Le gouvernement australien soumet au Parlement son Incentive de négociation des informations et le projet de paiements au journalisme, relançant le transfert d’une partie de la valeur créée par les grandes plateformes vers la production nationale. Le texte est finalisé par l’exécutif mais requiert encore l’approbation parlementaire; charges, compensations et règles de distribution ne sont donc pas encore obligatoires.
Le modèle veut rendre les accords commerciaux moins coûteux que le refus de négocier. Une plateforme couverte sans contrats admissibles paierait 2,5% de ses recettes publicitaires numériques australiennes. Les paiements des accords acceptés compenseraient cette dette, tandis qu’un retrait total entraînerait un coût effectif supérieur et que les sommes perçues seraient redistribuées au secteur de l’information.
La structure finale impose des accords avec au moins huit entreprises de médias australiennes distinctes. Elle rétablit aussi un plafond: aucun contrat ne pourra représenter plus de 25% de la dette totale d’une plateforme. Nombre minimum et part maximale visent à empêcher quelques grands éditeurs d’absorber l’essentiel de la valeur disponible à travers une poignée d’accords concentrés.
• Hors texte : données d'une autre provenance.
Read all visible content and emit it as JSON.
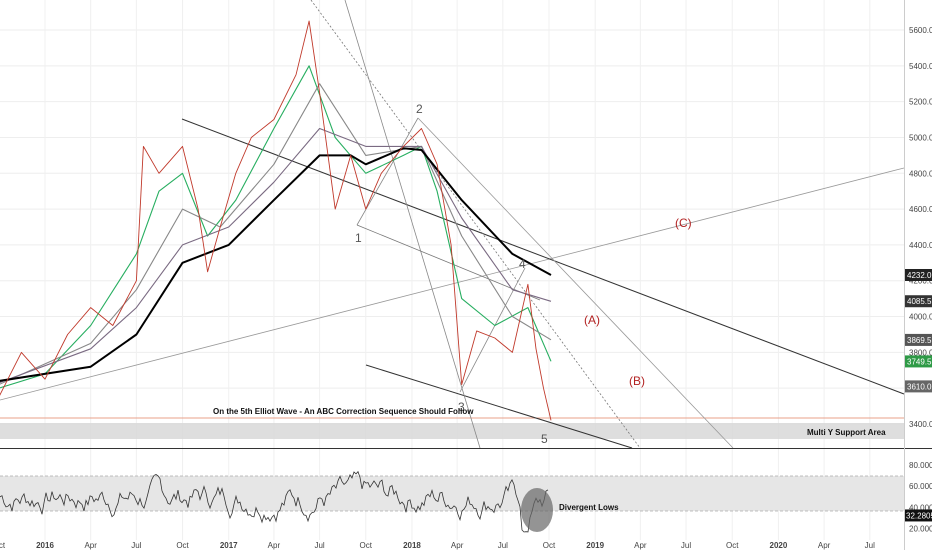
{
  "chart_data": [
    {
      "type": "line",
      "panel": "price",
      "y_axis": {
        "ticks": [
          3400.0,
          3600.0,
          3800.0,
          4000.0,
          4200.0,
          4400.0,
          4600.0,
          4800.0,
          5000.0,
          5200.0,
          5400.0,
          5600.0
        ],
        "tick_labels": [
          "3400.0",
          "3600.0",
          "3800.0",
          "4000.0",
          "4200.0",
          "4400.0",
          "4600.0",
          "4800.0",
          "5000.0",
          "5200.0",
          "5400.0",
          "5600.0"
        ],
        "ylim": [
          3170,
          5800
        ],
        "side": "right",
        "grid": true
      },
      "x_axis": {
        "tick_labels": [
          "Oct",
          "2016",
          "Apr",
          "Jul",
          "Oct",
          "2017",
          "Apr",
          "Jul",
          "Oct",
          "2018",
          "Apr",
          "Jul",
          "Oct",
          "2019",
          "Apr",
          "Jul",
          "Oct",
          "2020",
          "Apr",
          "Jul"
        ],
        "grid": true
      },
      "price_tags": [
        {
          "label": "4232.0",
          "value": 4232,
          "color": "#222222"
        },
        {
          "label": "4085.5",
          "value": 4085.5,
          "color": "#333333"
        },
        {
          "label": "3869.5",
          "value": 3869.5,
          "color": "#555555"
        },
        {
          "label": "3749.5",
          "value": 3749.5,
          "color": "#2e9a46"
        },
        {
          "label": "3610.0",
          "value": 3610,
          "color": "#666666"
        }
      ],
      "series": [
        {
          "style": "price",
          "color": "#c0392b",
          "x": [
            "2015-10-01",
            "2015-11-15",
            "2016-01-01",
            "2016-02-15",
            "2016-04-01",
            "2016-05-15",
            "2016-07-01",
            "2016-07-15",
            "2016-08-15",
            "2016-10-01",
            "2016-11-01",
            "2016-11-20",
            "2016-12-15",
            "2017-01-15",
            "2017-02-15",
            "2017-04-01",
            "2017-05-15",
            "2017-06-10",
            "2017-07-01",
            "2017-08-01",
            "2017-09-01",
            "2017-10-01",
            "2017-11-01",
            "2017-12-15",
            "2018-01-20",
            "2018-02-20",
            "2018-03-20",
            "2018-04-10",
            "2018-05-10",
            "2018-06-15",
            "2018-07-20",
            "2018-08-20",
            "2018-09-05",
            "2018-09-20",
            "2018-10-05"
          ],
          "values": [
            3550,
            3800,
            3650,
            3900,
            4050,
            3950,
            4200,
            4950,
            4800,
            4950,
            4600,
            4250,
            4500,
            4800,
            5000,
            5100,
            5350,
            5650,
            5250,
            4600,
            4900,
            4600,
            4800,
            4950,
            5050,
            4850,
            4400,
            3620,
            3920,
            3880,
            3800,
            4180,
            3820,
            3600,
            3420
          ]
        },
        {
          "style": "moving-average",
          "color": "#27ae60",
          "x": [
            "2015-10-01",
            "2016-01-01",
            "2016-04-01",
            "2016-07-01",
            "2016-08-15",
            "2016-10-01",
            "2016-11-20",
            "2017-01-15",
            "2017-04-01",
            "2017-06-10",
            "2017-08-01",
            "2017-10-01",
            "2017-12-15",
            "2018-01-20",
            "2018-02-20",
            "2018-04-10",
            "2018-06-15",
            "2018-08-20",
            "2018-10-05"
          ],
          "values": [
            3600,
            3680,
            3950,
            4350,
            4700,
            4800,
            4450,
            4650,
            5050,
            5400,
            5000,
            4800,
            4900,
            4950,
            4700,
            4100,
            3950,
            4050,
            3750
          ]
        },
        {
          "style": "moving-average",
          "color": "#888888",
          "x": [
            "2015-10-01",
            "2016-04-01",
            "2016-07-01",
            "2016-10-01",
            "2016-12-15",
            "2017-04-01",
            "2017-07-01",
            "2017-10-01",
            "2018-01-20",
            "2018-04-10",
            "2018-07-20",
            "2018-10-05"
          ],
          "values": [
            3620,
            3850,
            4150,
            4600,
            4500,
            4850,
            5300,
            4900,
            4950,
            4450,
            4000,
            3870
          ]
        },
        {
          "style": "moving-average",
          "color": "#7a6a82",
          "x": [
            "2015-10-01",
            "2016-04-01",
            "2016-07-01",
            "2016-10-01",
            "2017-01-01",
            "2017-04-01",
            "2017-07-01",
            "2017-10-01",
            "2018-01-20",
            "2018-04-10",
            "2018-07-20",
            "2018-10-05"
          ],
          "values": [
            3630,
            3820,
            4050,
            4400,
            4500,
            4750,
            5050,
            4950,
            4950,
            4550,
            4150,
            4085
          ]
        },
        {
          "style": "moving-average",
          "color": "#000000",
          "x": [
            "2015-10-01",
            "2016-04-01",
            "2016-07-01",
            "2016-10-01",
            "2017-01-01",
            "2017-04-01",
            "2017-07-01",
            "2017-09-01",
            "2017-10-01",
            "2017-12-15",
            "2018-01-20",
            "2018-04-10",
            "2018-07-20",
            "2018-10-05"
          ],
          "values": [
            3640,
            3720,
            3900,
            4300,
            4400,
            4650,
            4900,
            4900,
            4850,
            4940,
            4930,
            4650,
            4350,
            4232
          ]
        }
      ],
      "wave_labels": [
        "1",
        "2",
        "3",
        "4",
        "5"
      ],
      "abc_labels": [
        "(A)",
        "(B)",
        "(C)"
      ],
      "annotations": {
        "main": "On the 5th Elliot Wave - An ABC Correction Sequence Should Follow",
        "support": "Multi Y Support Area"
      }
    },
    {
      "type": "line",
      "panel": "oscillator",
      "y_axis": {
        "ticks": [
          20,
          40,
          60,
          80
        ],
        "tick_labels": [
          "20.0000",
          "40.0000",
          "60.0000",
          "80.0000"
        ],
        "ylim": [
          10,
          90
        ],
        "band": [
          30,
          70
        ],
        "side": "right"
      },
      "current_tag": {
        "label": "32.2805",
        "value": 32.2805,
        "color": "#111111"
      },
      "annotation": "Divergent Lows"
    }
  ]
}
Cinq pour cent des sommes effectivement levées iraient à Australian Associated Press, agence nationale à but non lucratif fournissant textes, photos et vidéos aux médias du pays. Le système double de 10% à 20% la pondération accordée aux journalistes régionaux, petits et moyens éditeurs et médias de communautés sous-représentées, et prévoit des subventions pour les publications et jeunes entreprises sous 150 000 dollars australiens de recettes annuelles.
Le gouvernement a réduit l’assiette, des recettes australiennes générales d’un groupe à la publicité numérique, tout en relevant le taux de 2,25% à 2,5%. Les réseaux professionnels ne sont plus exclus, intégrant LinkedIn aux côtés de Google, Meta et TikTok. Les services d’intelligence artificielle générative restent hors du projet et seront traités séparément par la politique du droit d’auteur.
Le code initial de 2021 avait poussé Google et Meta à conclure des accords avec les éditeurs australiens et autorisait un arbitrage public en cas d’échec. Le régime a été repensé après l’annonce par Meta de l’arrêt de ses paiements en Australie et ailleurs. Le nouvel incentive supprime la possibilité de se retirer sans coût, tout en laissant les prix à des contrats privés plutôt qu’à un tarif uniforme.
Le compromis ne satisfait pleinement aucun camp. Les éditeurs estiment que limiter l’assiette à la publicité réduit l’enveloppe et peut menacer les emplois, malgré le taux et la diffusion élargis. Les groupes technologiques contestent une charge obligatoire et le paiement de services au-delà de l’usage direct des informations. Le gouvernement défend un lien plus précis entre actualité, audience et revenus publicitaires.
Le débat parlementaire dira si le dispositif reste intact et quand il commence. Il faudra voir quelles plateformes franchissent les seuils, si elles signent huit accords réellement distincts, la valeur et la durée des contrats et les sommes allant aux petits médias régionaux. Jusqu’à l’adoption et l’application, le projet est une architecture réglementaire négociée, pas un transfert achevé.